Mentre Gesù sta andando verso Gerusalemme, seguito da una folla numerosa, pur notando che la sua predicazione ha successo e che i suoi ascoltatori pronti ad accompagnarlo lungo la strada sono molti, guardando in faccia quella folla rivolge a tutti alcune parole al fine di fare chiarezza e di non permettere illusioni o addirittura menzogne, dato che vuole accanto a sé discepoli, non militanti.
Parlando a tutti, chiede a chi vuol diventare suo discepolo un prezzo da pagare. Prima condizione: per andare dietro a lui bisogna essere pronti a lasciare persino le persone più care; in altre parole bisogna preferire Gesù ai nostri di casa.
Gesù vuole ricostruire la vita di comunità; lui conosce benissimo il cuore umano, il potere dei legami di sangue, la possibilità che la famiglia sia come una gabbia. Per questo chiede di superare la visione ristretta della piccola famiglia che si chiude in se stessa e chiede alle famiglie di aprirsi e di unirsi tra di loro, per costituire un’unica grande famiglia, la comunità.

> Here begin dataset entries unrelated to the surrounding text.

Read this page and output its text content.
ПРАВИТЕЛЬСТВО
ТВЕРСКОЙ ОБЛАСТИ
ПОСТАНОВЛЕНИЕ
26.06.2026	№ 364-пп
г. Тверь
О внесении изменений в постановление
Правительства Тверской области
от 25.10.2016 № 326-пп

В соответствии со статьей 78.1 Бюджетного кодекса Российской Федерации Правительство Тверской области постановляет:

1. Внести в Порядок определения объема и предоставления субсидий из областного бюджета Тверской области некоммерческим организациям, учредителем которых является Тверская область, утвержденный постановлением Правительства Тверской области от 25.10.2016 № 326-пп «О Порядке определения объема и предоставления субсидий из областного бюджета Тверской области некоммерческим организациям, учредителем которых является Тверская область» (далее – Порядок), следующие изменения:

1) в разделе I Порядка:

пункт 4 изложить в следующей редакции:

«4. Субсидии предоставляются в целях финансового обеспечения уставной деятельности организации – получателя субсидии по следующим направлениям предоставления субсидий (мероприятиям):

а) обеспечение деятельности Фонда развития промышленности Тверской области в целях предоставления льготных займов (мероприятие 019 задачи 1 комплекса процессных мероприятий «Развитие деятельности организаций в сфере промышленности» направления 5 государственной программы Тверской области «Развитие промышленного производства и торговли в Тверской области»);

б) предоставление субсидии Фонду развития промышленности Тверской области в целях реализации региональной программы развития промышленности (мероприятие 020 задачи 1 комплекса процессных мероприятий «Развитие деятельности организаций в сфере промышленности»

Gesù stesso, quando i suoi vorranno riportarlo a Nazaret per allontanarlo da chi gli era avverso, ignora la loro richiesta e mostra la sua nuova famiglia, fatta da coloro che compiono la volontà di Dio. Dunque i vincoli familiari non possono impedire la formazione di una nuova esperenza di chiesa.

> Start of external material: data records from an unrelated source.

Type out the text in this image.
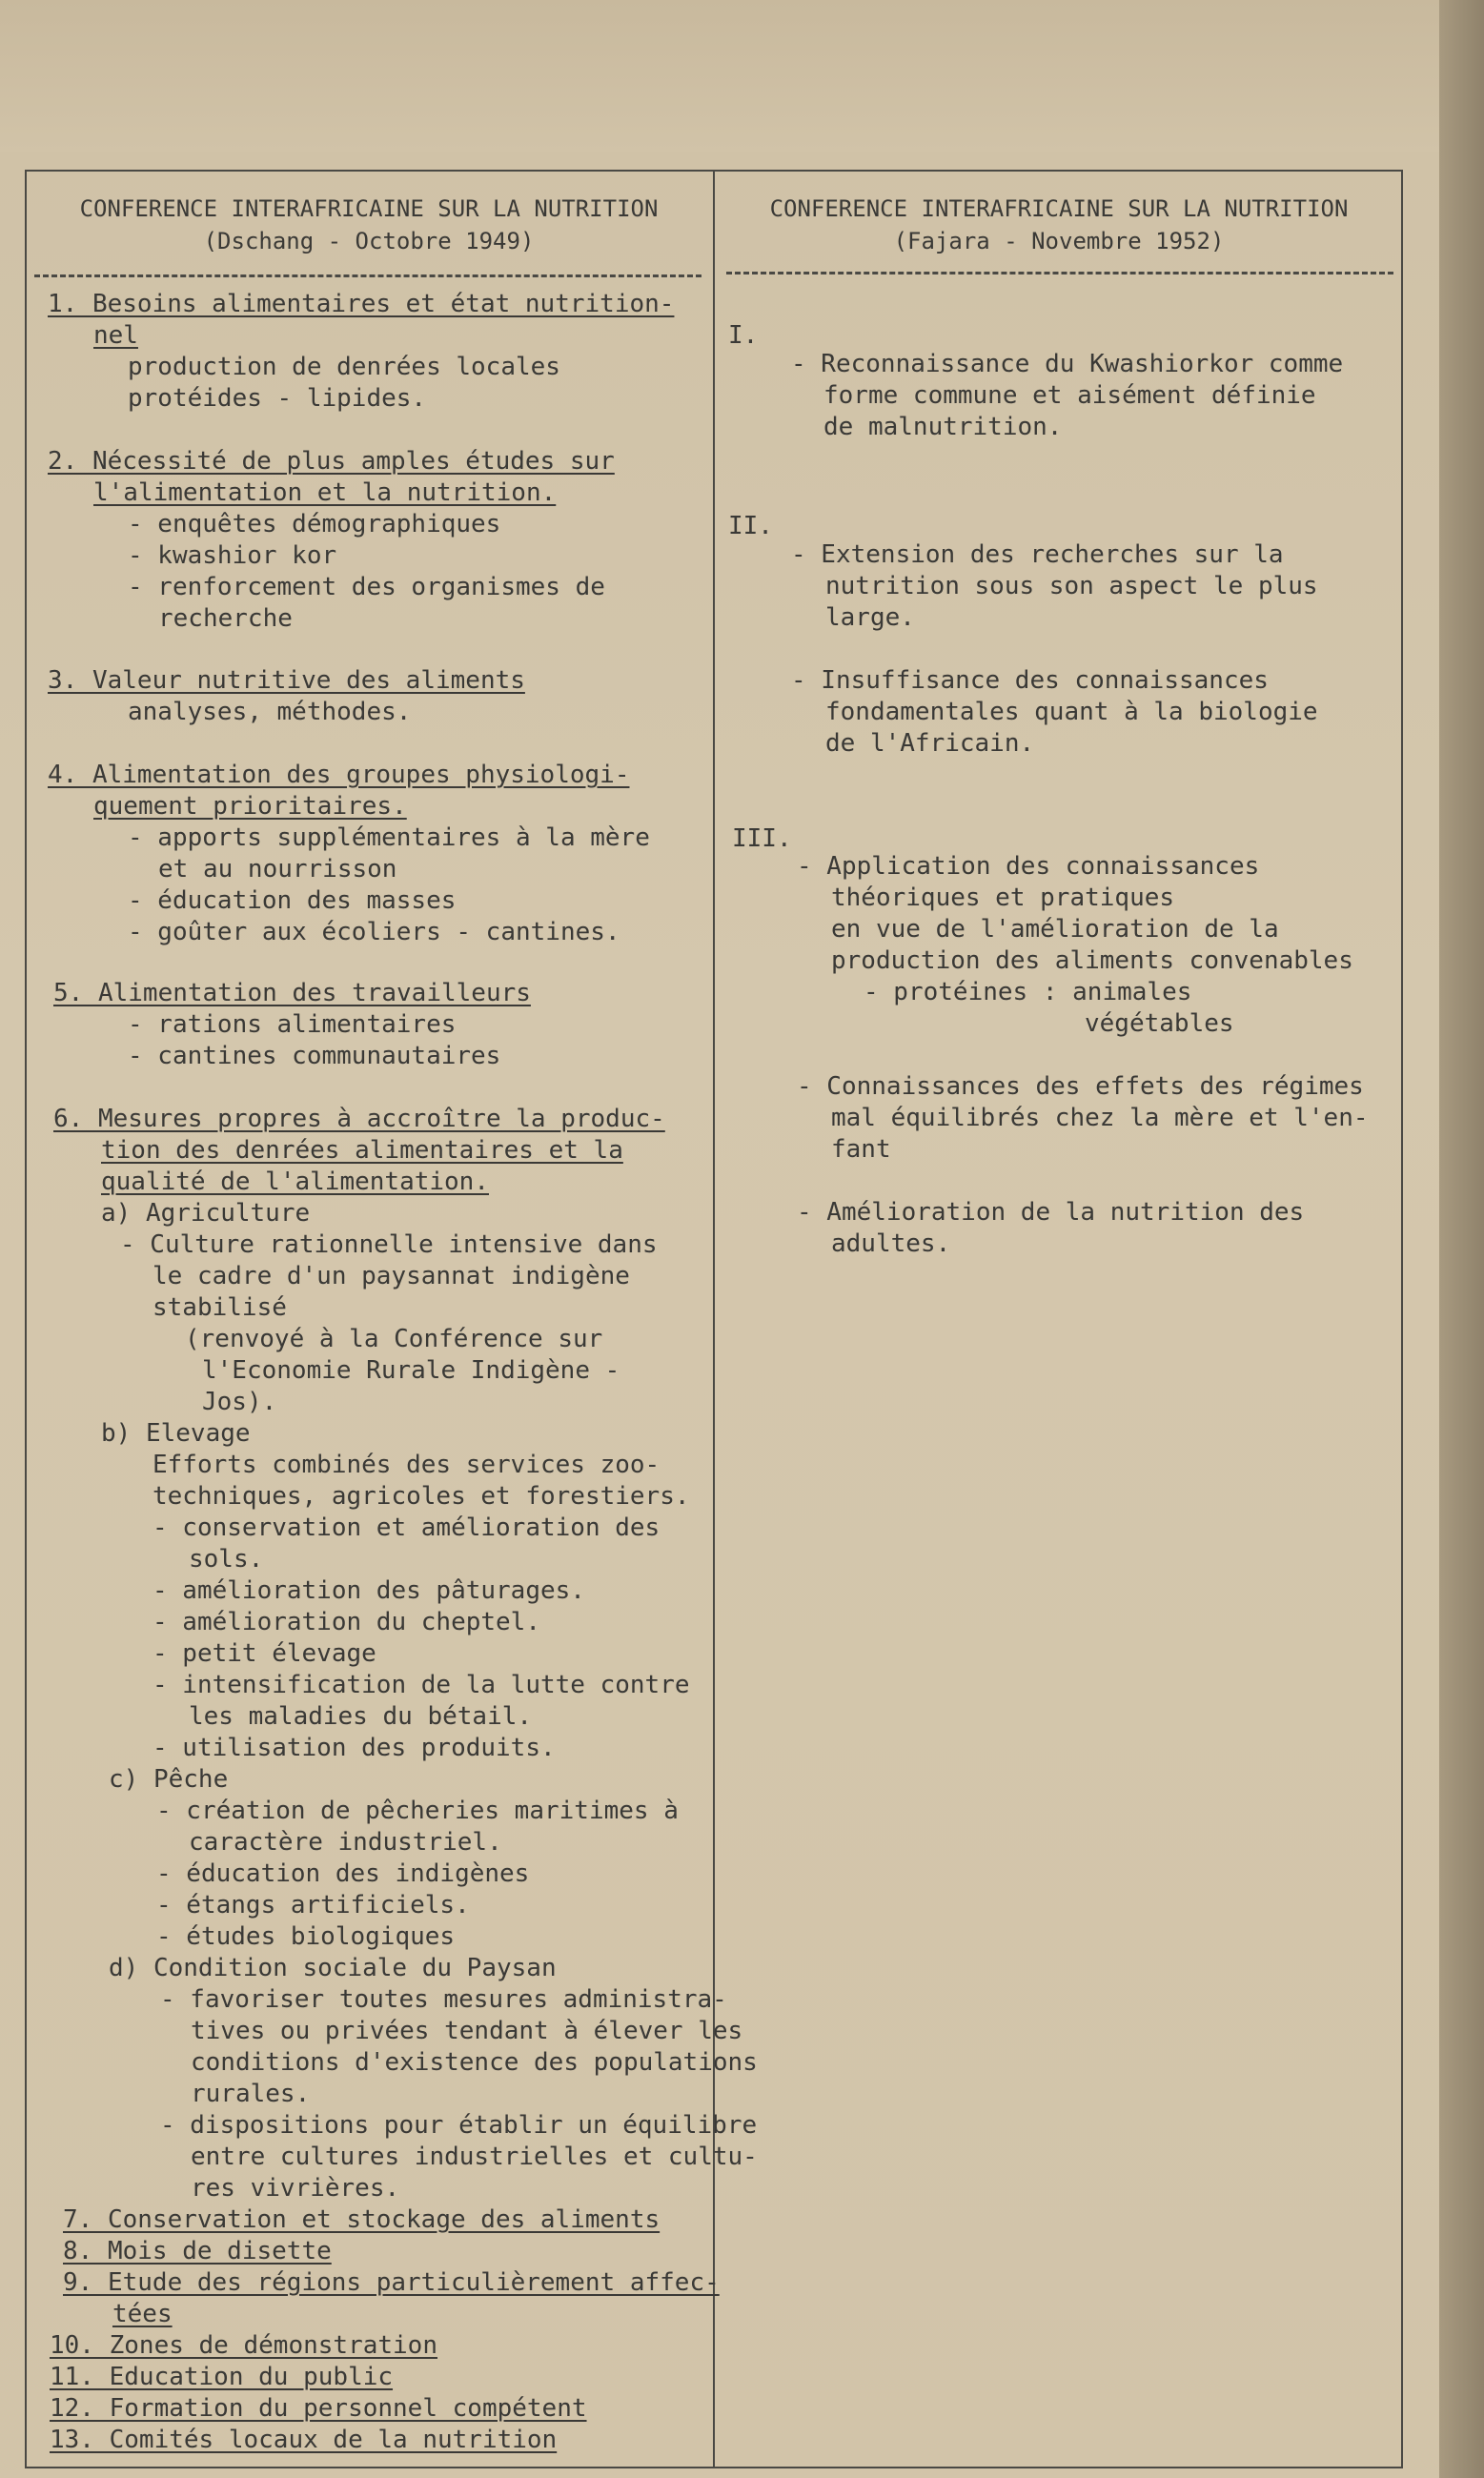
CONFERENCE INTERAFRICAINE SUR LA NUTRITION
(Dschang - Octobre 1949)
CONFERENCE INTERAFRICAINE SUR LA NUTRITION
(Fajara - Novembre 1952)
1. Besoins alimentaires et état nutrition-
nel
production de denrées locales
protéides - lipides.
2. Nécessité de plus amples études sur
l'alimentation et la nutrition.
- enquêtes démographiques
- kwashior kor
- renforcement des organismes de
recherche
3. Valeur nutritive des aliments
analyses, méthodes.
4. Alimentation des groupes physiologi-
quement prioritaires.
- apports supplémentaires à la mère
et au nourrisson
- éducation des masses
- goûter aux écoliers - cantines.
5. Alimentation des travailleurs
- rations alimentaires
- cantines communautaires
6. Mesures propres à accroître la produc-
tion des denrées alimentaires et la
qualité de l'alimentation.
a) Agriculture
- Culture rationnelle intensive dans
le cadre d'un paysannat indigène
stabilisé
(renvoyé à la Conférence sur
l'Economie Rurale Indigène -
Jos).
b) Elevage
Efforts combinés des services zoo-
techniques, agricoles et forestiers.
- conservation et amélioration des
sols.
- amélioration des pâturages.
- amélioration du cheptel.
- petit élevage
- intensification de la lutte contre
les maladies du bétail.
- utilisation des produits.
c) Pêche
- création de pêcheries maritimes à
caractère industriel.
- éducation des indigènes
- étangs artificiels.
- études biologiques
d) Condition sociale du Paysan
- favoriser toutes mesures administra-
tives ou privées tendant à élever les
conditions d'existence des populations
rurales.
- dispositions pour établir un équilibre
entre cultures industrielles et cultu-
res vivrières.
7. Conservation et stockage des aliments
8. Mois de disette
9. Etude des régions particulièrement affec-
tées
10. Zones de démonstration
11. Education du public
12. Formation du personnel compétent
13. Comités locaux de la nutrition
I.
- Reconnaissance du Kwashiorkor comme
forme commune et aisément définie
de malnutrition.
II.
- Extension des recherches sur la
nutrition sous son aspect le plus
large.
- Insuffisance des connaissances
fondamentales quant à la biologie
de l'Africain.
III.
- Application des connaissances
théoriques et pratiques
en vue de l'amélioration de la
production des aliments convenables
- protéines : animales
végétables
- Connaissances des effets des régimes
mal équilibrés chez la mère et l'en-
fant
- Amélioration de la nutrition des
adultes.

L’intenzione sottesa alle sue parole consiste nella liberazione che Cristo vuole portare a ogni uomo e ogni donna, da tutte le potenze idolatriche. Non possiamo amare tutti nello stesso tempo, ma solo dando ai nostri amori un ordine chiaro sappiamo dov’è il nostro tesoro e dunque il nostro cuore.

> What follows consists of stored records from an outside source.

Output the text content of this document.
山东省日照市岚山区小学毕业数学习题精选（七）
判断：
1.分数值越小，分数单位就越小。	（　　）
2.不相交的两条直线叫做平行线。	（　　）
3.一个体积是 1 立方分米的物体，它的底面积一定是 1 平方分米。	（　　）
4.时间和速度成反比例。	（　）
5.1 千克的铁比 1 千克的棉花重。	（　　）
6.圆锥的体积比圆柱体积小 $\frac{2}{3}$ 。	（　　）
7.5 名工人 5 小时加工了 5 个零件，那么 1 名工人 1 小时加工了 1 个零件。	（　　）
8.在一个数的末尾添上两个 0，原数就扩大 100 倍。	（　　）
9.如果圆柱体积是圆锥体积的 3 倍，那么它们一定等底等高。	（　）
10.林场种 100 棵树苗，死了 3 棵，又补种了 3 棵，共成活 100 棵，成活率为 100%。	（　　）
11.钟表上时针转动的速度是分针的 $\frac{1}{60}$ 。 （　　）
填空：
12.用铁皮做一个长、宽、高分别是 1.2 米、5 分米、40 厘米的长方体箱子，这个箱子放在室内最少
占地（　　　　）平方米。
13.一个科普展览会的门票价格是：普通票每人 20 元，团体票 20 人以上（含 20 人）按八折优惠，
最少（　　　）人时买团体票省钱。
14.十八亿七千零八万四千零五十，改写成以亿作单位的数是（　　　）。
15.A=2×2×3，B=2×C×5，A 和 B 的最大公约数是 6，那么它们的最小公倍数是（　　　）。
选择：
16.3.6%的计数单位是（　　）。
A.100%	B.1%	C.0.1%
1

In realtà non è questione di quantità (“se uno non mi ama più che il padre e la madre”), ma di qualità dell’amore. Il cammino della vita nuova, che percorriamo seguendo le tracce del Signore, porta ad amare tutto e tutti in lui. E’ ancora e sempre il primo e più grande comandamento: amare Dio con tutto se stessi e il prossimo come se stessi. La Pasqua di Cristo ne è il paradigma!
Seconda condizione: la legge dell’amore è dare la propria vita per l’altro; anche se ciascuno ha la sua croce da portare, in base alla storia delle relazioni, degli affetti, delle vicende e dei sentimenti. E’ chiaro che una cosa simile – non umanamente possibile – è dono di Dio, frutto della sua grazia. Non si è discepoli per quel che sappiamo e riusciamo a fare, ma perché lui viene a salvarci ed a guidarci nella vita dello Spirito.
Essere discepoli di Gesù non è l’esperienza di un momento, una prova da verificare, ma è la decisione di rispondere a una chiamata, a un ‘amen’ detto con ponderazione e discernimento!